Le chanvre, une culture exigeante et convoitée

Olivier Sonnay, profondément investi dans la vie administrative et politique d’Oron est avant tout un agriculteur passionné et curieux qui a débuté la culture du chanvre en 1997 déjà, avec son père Michel, ayant pour seul but, la production d’huile essentielle. Au fil des ans, les 25 ares des débuts sont devenus les 5ha de cette année. «Il s’agit d’un marché de niche, spécifique, vu la complexité de la législation qui s’est renforcée en 2013. Nous avons dû adapter les variétés au règlement pour obtenir un produit fini exempt de THC et de CBD» commente-t-il. La culture de cette plante, dont les origines sont situées en Asie, débute en avril par le semis des variétés autorisées. Le gros du travail se fait en juin, avec l’extraction, à la main de quelque 100’000 plants mâles, avant la pollinisation des plantes femelles, afin qu’elles continuent la production de résine contenant l’huile essentielle. Tout au long de la saison il faut lutter contre les mauvaises herbes, les lièvres friands des jeunes pousses et les prédateurs à 2 jambes qui sont mis en fuite par le système d’alarme. «En 20 ans, nous avons attrapé ou fait fuir env. 300 voleurs» évoque-t-il. Pendant de nombreuses années, la récolte a été distillée à la ferme, avec un équipement créé de toute part, mais fonctionnel, qui avait une capacité de 10m3/jour. Il fallait compter deux semaines de travail. Depuis quelques années, la récolte est acheminée à la distillerie de Bassin traitant 60 m3/jour. Pour 2017, avec la collaboration de Christophe Hauser et de son entreprise de travaux agricoles, 180m3 de chanvre haché y ont été transporté. Le 90% de la production est utilisé en arôme alimentaire (thé froid, bonbons, etc.) et le 10% en aromathérapie. Les 3/4 sont exportés, principalement en Autriche et en Allemagne, vu le peu de débouchés en Suisse.

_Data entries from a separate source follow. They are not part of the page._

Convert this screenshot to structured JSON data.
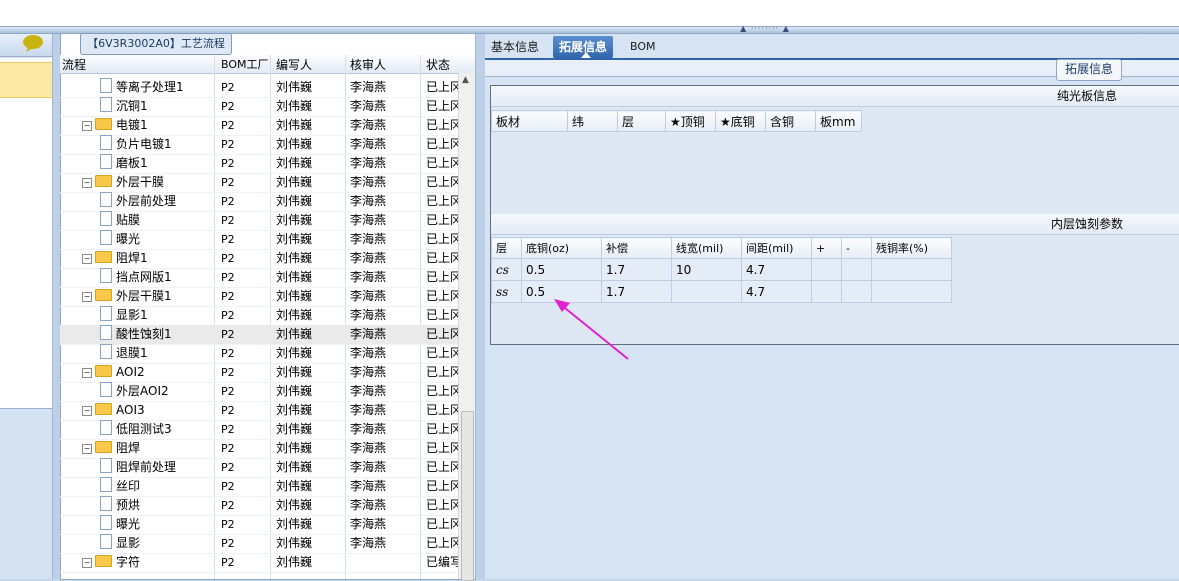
{
  "tree_panel": {
    "title": "【6V3R3002A0】工艺流程",
    "columns": [
      "流程",
      "BOM工厂",
      "编写人",
      "核审人",
      "状态"
    ],
    "rows": [
      {
        "indent": 2,
        "kind": "file",
        "name": "等离子处理1",
        "plant": "P2",
        "writer": "刘伟巍",
        "auditor": "李海燕",
        "status": "已上冈"
      },
      {
        "indent": 2,
        "kind": "file",
        "name": "沉铜1",
        "plant": "P2",
        "writer": "刘伟巍",
        "auditor": "李海燕",
        "status": "已上冈"
      },
      {
        "indent": 1,
        "kind": "folder",
        "name": "电镀1",
        "plant": "P2",
        "writer": "刘伟巍",
        "auditor": "李海燕",
        "status": "已上冈"
      },
      {
        "indent": 2,
        "kind": "file",
        "name": "负片电镀1",
        "plant": "P2",
        "writer": "刘伟巍",
        "auditor": "李海燕",
        "status": "已上冈"
      },
      {
        "indent": 2,
        "kind": "file",
        "name": "磨板1",
        "plant": "P2",
        "writer": "刘伟巍",
        "auditor": "李海燕",
        "status": "已上冈"
      },
      {
        "indent": 1,
        "kind": "folder",
        "name": "外层干膜",
        "plant": "P2",
        "writer": "刘伟巍",
        "auditor": "李海燕",
        "status": "已上冈"
      },
      {
        "indent": 2,
        "kind": "file",
        "name": "外层前处理",
        "plant": "P2",
        "writer": "刘伟巍",
        "auditor": "李海燕",
        "status": "已上冈"
      },
      {
        "indent": 2,
        "kind": "file",
        "name": "贴膜",
        "plant": "P2",
        "writer": "刘伟巍",
        "auditor": "李海燕",
        "status": "已上冈"
      },
      {
        "indent": 2,
        "kind": "file",
        "name": "曝光",
        "plant": "P2",
        "writer": "刘伟巍",
        "auditor": "李海燕",
        "status": "已上冈"
      },
      {
        "indent": 1,
        "kind": "folder",
        "name": "阻焊1",
        "plant": "P2",
        "writer": "刘伟巍",
        "auditor": "李海燕",
        "status": "已上冈"
      },
      {
        "indent": 2,
        "kind": "file",
        "name": "挡点网版1",
        "plant": "P2",
        "writer": "刘伟巍",
        "auditor": "李海燕",
        "status": "已上冈"
      },
      {
        "indent": 1,
        "kind": "folder",
        "name": "外层干膜1",
        "plant": "P2",
        "writer": "刘伟巍",
        "auditor": "李海燕",
        "status": "已上冈"
      },
      {
        "indent": 2,
        "kind": "file",
        "name": "显影1",
        "plant": "P2",
        "writer": "刘伟巍",
        "auditor": "李海燕",
        "status": "已上冈"
      },
      {
        "indent": 2,
        "kind": "file",
        "name": "酸性蚀刻1",
        "plant": "P2",
        "writer": "刘伟巍",
        "auditor": "李海燕",
        "status": "已上冈",
        "highlight": true
      },
      {
        "indent": 2,
        "kind": "file",
        "name": "退膜1",
        "plant": "P2",
        "writer": "刘伟巍",
        "auditor": "李海燕",
        "status": "已上冈"
      },
      {
        "indent": 1,
        "kind": "folder",
        "name": "AOI2",
        "plant": "P2",
        "writer": "刘伟巍",
        "auditor": "李海燕",
        "status": "已上冈"
      },
      {
        "indent": 2,
        "kind": "file",
        "name": "外层AOI2",
        "plant": "P2",
        "writer": "刘伟巍",
        "auditor": "李海燕",
        "status": "已上冈"
      },
      {
        "indent": 1,
        "kind": "folder",
        "name": "AOI3",
        "plant": "P2",
        "writer": "刘伟巍",
        "auditor": "李海燕",
        "status": "已上冈"
      },
      {
        "indent": 2,
        "kind": "file",
        "name": "低阻测试3",
        "plant": "P2",
        "writer": "刘伟巍",
        "auditor": "李海燕",
        "status": "已上冈"
      },
      {
        "indent": 1,
        "kind": "folder",
        "name": "阻焊",
        "plant": "P2",
        "writer": "刘伟巍",
        "auditor": "李海燕",
        "status": "已上冈"
      },
      {
        "indent": 2,
        "kind": "file",
        "name": "阻焊前处理",
        "plant": "P2",
        "writer": "刘伟巍",
        "auditor": "李海燕",
        "status": "已上冈"
      },
      {
        "indent": 2,
        "kind": "file",
        "name": "丝印",
        "plant": "P2",
        "writer": "刘伟巍",
        "auditor": "李海燕",
        "status": "已上冈"
      },
      {
        "indent": 2,
        "kind": "file",
        "name": "预烘",
        "plant": "P2",
        "writer": "刘伟巍",
        "auditor": "李海燕",
        "status": "已上冈"
      },
      {
        "indent": 2,
        "kind": "file",
        "name": "曝光",
        "plant": "P2",
        "writer": "刘伟巍",
        "auditor": "李海燕",
        "status": "已上冈"
      },
      {
        "indent": 2,
        "kind": "file",
        "name": "显影",
        "plant": "P2",
        "writer": "刘伟巍",
        "auditor": "李海燕",
        "status": "已上冈"
      },
      {
        "indent": 1,
        "kind": "folder",
        "name": "字符",
        "plant": "P2",
        "writer": "刘伟巍",
        "auditor": "",
        "status": "已编写"
      }
    ]
  },
  "right_panel": {
    "tabs": [
      "基本信息",
      "拓展信息",
      "BOM"
    ],
    "active_tab": 1,
    "subtab": "拓展信息",
    "board_section": {
      "title": "纯光板信息",
      "columns": [
        "板材",
        "纬",
        "层",
        "★顶铜",
        "★底铜",
        "含铜",
        "板mm"
      ]
    },
    "etch_section": {
      "title": "内层蚀刻参数",
      "columns": [
        "层",
        "底铜(oz)",
        "补偿",
        "线宽(mil)",
        "间距(mil)",
        "+",
        "-",
        "残铜率(%)"
      ],
      "rows": [
        [
          "cs",
          "0.5",
          "1.7",
          "10",
          "4.7",
          "",
          "",
          ""
        ],
        [
          "ss",
          "0.5",
          "1.7",
          "",
          "4.7",
          "",
          "",
          ""
        ]
      ]
    }
  },
  "colors": {
    "accent": "#2f65ad",
    "annotation_arrow": "#e020d0",
    "selected_row": "#eaeaea"
  }
}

«Cette culture est une aventure extraordinaire menée avec la complicité de mon épouse Anouchka. Il n’existe pas de marche à suivre, tout est à inventer, découvrir, améliorer et ce n’est jamais fini. Nous resterons fidèles à l’extraction d’huile essentielle classique avec une petite production de jeune chanvre vert en collaboration avec Hempfy, start up genevoise qui a lancé une boisson aromatisée au chanvre 100% suisse» relate Olivier Sonnay qui a peine à croire aux vertus thérapeutiques du CBD qui ne devraient pas être utilisées comme argument publicitaire. «La production de CBD et plus largement de chanvre «récréatif» ne m’intéresse pas. Ces nouvelles dispositions légales me font craindre un pas décisif vers la dépénalisation de chanvre à haute teneur en THC. Que dire de cette nouvelle situation contraignante pour la police, sans oublier le message qui vient à l’encontre des années de lutte pour la prévention ? » s’interroge-t-il.